Above: "Refueling" with cheap electrons looks better and better as gas prices rise (Image: Inhabitat)
Nevertheless, the manner in which some on Wall Street seem utterly convinced that Trump's stance on subsidies will somehow destroy Tesla should be openly questioned. Yesterday, after Tesla announced approval of the SolarCity merger, Musk directly addressed concerns about the "new political landscape" and the wrongheaded assumption that Tesla relies on subsidies. At 1 minutes and 56 seconds into the video, Elon Musk's first question relates to the new Trump administration — the question is: "Given the new political landscape, what changes if any will we see with Tesla strategy?" Musk responds, "Let's say the new President did erase all incentives, Tesla's competitive position would just be better." Musk's full answer (see below) certainly sheds light on the misconceptions about subsidies and their impact on Tesla's business...
Above: Musk takes questions after the Tesla and SolarCity merger is approved — his first question (at 1 minutes and 56 seconds into the video) relates to Tesla's reaction to the new Trump administration (Youtube: Every Elon Musk Video via Tesla)
And with Trump's emphasis on U.S. manufacturing, Autos Cheat Sheet argues that: "Tesla’s impact on U.S. manufacturing [is] growing by the day... Tesla offers an example of how a mid-21st-century American business might look. By focusing exclusively on electric cars, solar power, and energy storage, the Palo Alto-based company planted its flag in the future. Unsurprisingly, the effort involved the creation of thousands of manufacturing jobs. From a rapidly expanding automotive plant to the world’s largest battery factory now in the works, Tesla is officially a force in the new economy out West... [and] on the East Coast. In mid-October, Tesla announced it would collaborate with Panasonic on the production of photovoltaic cells and modules for solar installations in a Buffalo [SolarCity] facility."

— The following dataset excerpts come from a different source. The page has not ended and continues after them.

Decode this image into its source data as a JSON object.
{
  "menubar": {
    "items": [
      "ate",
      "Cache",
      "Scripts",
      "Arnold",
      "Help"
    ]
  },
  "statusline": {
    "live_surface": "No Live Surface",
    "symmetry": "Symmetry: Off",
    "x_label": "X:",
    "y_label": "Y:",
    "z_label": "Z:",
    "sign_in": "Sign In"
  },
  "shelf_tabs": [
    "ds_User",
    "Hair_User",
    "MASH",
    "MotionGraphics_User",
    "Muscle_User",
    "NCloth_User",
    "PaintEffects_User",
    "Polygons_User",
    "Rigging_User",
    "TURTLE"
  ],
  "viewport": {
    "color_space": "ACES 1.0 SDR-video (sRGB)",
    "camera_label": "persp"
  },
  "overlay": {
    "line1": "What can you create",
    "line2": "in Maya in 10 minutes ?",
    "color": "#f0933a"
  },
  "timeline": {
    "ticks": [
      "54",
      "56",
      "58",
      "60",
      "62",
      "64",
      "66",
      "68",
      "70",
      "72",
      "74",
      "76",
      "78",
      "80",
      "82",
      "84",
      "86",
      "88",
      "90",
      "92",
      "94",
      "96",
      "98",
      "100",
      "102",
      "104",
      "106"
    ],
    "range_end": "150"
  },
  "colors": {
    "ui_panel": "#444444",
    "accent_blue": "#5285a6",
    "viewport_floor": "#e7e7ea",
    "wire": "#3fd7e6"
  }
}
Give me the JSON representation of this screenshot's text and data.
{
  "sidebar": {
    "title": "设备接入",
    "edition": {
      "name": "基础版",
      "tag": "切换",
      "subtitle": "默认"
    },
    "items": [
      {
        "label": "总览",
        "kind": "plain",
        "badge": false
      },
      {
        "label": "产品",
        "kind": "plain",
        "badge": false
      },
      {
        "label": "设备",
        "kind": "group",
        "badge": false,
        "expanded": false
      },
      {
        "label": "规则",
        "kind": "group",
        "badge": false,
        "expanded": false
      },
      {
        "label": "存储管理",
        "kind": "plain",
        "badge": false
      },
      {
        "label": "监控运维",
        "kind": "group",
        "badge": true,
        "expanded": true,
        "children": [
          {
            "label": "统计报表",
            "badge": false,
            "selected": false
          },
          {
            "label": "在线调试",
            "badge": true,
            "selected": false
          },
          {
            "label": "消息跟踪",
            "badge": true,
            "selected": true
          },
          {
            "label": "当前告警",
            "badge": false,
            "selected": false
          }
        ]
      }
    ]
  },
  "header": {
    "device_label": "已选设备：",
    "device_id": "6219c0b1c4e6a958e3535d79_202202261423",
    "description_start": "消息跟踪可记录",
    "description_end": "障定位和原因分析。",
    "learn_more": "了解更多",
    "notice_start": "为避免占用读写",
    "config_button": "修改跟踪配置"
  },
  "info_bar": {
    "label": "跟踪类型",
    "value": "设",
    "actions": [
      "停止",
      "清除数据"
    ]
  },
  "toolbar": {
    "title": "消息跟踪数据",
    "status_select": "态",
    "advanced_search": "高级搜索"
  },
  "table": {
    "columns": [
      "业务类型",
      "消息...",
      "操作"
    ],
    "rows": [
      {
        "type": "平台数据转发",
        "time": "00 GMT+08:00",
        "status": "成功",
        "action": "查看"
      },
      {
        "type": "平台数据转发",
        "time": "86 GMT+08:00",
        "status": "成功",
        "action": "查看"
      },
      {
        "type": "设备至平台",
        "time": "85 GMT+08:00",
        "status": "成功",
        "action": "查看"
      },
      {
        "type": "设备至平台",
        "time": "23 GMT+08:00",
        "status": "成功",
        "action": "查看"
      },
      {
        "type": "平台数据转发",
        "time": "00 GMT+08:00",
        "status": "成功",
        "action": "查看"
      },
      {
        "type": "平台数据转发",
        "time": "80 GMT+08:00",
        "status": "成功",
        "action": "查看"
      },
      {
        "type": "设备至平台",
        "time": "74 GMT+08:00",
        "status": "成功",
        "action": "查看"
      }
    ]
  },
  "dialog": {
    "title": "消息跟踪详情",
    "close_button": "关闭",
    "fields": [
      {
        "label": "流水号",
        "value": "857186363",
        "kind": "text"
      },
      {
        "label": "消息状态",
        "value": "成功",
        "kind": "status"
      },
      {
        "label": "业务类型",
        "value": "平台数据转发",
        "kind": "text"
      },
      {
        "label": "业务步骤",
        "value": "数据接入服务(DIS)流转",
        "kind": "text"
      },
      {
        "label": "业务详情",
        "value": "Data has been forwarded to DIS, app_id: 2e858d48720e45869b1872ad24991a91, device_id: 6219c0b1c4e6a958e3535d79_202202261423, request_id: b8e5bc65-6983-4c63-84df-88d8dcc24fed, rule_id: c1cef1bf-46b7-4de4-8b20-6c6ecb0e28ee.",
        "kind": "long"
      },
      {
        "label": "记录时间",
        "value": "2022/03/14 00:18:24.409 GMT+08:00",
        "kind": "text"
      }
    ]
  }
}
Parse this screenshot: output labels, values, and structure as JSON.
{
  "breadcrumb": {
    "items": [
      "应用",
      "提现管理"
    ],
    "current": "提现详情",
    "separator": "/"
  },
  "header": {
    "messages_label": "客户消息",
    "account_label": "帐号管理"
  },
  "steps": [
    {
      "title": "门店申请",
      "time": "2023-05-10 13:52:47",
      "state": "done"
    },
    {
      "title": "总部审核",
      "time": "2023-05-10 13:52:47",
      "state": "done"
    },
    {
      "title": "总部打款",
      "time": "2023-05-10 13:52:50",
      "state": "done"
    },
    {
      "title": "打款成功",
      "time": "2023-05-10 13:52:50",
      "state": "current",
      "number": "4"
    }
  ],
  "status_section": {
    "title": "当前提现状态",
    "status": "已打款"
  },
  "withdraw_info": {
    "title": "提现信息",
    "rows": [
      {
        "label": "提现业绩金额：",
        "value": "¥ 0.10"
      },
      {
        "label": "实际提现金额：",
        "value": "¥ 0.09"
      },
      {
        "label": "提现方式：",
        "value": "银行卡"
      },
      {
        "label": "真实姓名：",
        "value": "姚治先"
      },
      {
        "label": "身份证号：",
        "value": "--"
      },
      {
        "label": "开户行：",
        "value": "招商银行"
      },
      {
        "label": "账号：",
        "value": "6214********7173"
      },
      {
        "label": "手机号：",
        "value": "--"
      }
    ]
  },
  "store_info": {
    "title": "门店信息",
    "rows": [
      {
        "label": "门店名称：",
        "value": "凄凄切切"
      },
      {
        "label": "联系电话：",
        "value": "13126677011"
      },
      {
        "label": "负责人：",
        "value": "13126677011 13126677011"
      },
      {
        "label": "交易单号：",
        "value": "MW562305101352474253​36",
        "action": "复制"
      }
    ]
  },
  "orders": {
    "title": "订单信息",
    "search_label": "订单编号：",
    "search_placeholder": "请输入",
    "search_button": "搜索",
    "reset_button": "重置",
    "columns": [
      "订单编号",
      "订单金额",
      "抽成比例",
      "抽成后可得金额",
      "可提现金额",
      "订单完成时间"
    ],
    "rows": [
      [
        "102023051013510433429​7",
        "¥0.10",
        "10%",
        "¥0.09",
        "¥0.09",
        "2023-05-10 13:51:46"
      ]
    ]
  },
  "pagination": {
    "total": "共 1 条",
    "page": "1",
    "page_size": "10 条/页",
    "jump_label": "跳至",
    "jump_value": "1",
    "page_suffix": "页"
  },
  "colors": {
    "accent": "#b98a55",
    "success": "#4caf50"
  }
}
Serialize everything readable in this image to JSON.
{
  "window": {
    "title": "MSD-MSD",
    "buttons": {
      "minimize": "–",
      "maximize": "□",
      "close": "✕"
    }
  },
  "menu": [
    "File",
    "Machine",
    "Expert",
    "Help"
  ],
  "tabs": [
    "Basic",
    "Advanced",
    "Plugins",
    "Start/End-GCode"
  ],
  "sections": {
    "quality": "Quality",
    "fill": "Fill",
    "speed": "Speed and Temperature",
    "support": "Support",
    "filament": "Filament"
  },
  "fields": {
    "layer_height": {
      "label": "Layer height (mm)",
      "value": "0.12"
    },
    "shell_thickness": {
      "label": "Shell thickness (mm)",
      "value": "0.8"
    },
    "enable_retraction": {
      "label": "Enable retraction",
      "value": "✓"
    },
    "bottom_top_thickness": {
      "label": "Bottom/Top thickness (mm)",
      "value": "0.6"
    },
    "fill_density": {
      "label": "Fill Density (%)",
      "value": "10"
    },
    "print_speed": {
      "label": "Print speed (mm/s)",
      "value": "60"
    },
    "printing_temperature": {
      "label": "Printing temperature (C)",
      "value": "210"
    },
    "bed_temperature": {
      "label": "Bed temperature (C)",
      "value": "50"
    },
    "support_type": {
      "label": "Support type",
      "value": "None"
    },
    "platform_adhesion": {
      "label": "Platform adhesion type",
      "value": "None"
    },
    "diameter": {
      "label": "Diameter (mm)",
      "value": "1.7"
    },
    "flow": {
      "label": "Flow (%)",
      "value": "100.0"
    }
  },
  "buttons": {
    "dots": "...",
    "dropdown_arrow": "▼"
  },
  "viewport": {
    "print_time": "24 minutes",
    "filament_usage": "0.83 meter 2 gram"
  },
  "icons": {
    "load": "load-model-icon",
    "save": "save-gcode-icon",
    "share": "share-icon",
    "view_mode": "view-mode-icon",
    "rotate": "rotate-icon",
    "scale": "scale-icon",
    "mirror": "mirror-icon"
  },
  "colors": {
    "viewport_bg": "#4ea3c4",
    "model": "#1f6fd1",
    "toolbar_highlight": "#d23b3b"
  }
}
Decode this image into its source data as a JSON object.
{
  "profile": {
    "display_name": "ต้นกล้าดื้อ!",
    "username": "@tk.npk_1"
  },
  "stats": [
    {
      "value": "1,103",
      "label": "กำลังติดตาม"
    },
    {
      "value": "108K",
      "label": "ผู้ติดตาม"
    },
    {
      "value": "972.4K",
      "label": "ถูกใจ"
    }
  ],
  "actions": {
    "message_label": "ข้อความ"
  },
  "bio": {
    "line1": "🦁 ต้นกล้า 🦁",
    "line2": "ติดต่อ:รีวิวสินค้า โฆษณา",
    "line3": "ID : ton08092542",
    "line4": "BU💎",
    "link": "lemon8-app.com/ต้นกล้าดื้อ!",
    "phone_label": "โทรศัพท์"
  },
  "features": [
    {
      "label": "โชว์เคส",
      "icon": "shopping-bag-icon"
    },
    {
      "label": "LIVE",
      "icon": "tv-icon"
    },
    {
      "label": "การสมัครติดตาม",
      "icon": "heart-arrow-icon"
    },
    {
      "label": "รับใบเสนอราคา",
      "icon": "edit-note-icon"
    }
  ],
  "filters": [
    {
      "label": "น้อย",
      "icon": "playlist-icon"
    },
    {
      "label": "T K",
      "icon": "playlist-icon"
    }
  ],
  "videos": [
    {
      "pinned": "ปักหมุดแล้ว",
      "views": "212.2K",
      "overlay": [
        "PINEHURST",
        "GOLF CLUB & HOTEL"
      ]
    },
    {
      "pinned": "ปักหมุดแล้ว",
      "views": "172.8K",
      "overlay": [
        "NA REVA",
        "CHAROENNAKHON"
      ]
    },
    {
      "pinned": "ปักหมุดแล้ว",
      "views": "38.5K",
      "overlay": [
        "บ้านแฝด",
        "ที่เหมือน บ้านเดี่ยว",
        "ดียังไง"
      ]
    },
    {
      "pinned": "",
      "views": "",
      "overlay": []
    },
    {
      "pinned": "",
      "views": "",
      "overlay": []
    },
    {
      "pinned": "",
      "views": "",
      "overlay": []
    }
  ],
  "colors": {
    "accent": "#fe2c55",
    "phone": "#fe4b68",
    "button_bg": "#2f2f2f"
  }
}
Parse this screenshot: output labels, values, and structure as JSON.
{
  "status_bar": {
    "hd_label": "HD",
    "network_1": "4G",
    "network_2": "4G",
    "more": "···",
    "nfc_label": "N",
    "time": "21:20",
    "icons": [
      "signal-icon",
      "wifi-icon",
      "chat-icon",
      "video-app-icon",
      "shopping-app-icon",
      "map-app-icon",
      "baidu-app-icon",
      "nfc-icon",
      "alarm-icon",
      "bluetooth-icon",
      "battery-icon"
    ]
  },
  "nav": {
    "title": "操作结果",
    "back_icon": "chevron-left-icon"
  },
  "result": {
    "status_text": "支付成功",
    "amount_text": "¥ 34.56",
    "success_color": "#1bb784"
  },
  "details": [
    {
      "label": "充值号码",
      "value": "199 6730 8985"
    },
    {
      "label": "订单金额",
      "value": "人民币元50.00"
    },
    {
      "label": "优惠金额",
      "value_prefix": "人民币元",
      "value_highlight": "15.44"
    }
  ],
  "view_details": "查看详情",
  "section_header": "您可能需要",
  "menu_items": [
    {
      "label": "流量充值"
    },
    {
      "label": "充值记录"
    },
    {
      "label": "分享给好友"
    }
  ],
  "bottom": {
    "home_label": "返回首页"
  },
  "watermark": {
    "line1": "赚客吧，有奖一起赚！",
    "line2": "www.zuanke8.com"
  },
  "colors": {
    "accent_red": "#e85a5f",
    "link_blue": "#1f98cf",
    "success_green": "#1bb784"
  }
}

Above: Workers at the Tesla Fremont factory (Image: CNET Roadshow)
So although Tesla is up against a new administration in opposition to clean energy, the company's strong push into the industrial sector (via grid battery storage), a potential for oil prices to rise, its overblown reliance on subsidies, and its leadership role in U.S. manufacturing might actually prove advantageous in the coming four years. Hard to tell. Another encouraging possibility could come from having Peter Thiel, Musk's old PayPal business partner and ally, close to the Trump administration. As Bloomberg remarks, "Tesla's future in Trump's world [might mean that] Elon Musk is up against a starkly different agenda, but the energy transition he invigorated can’t be stopped."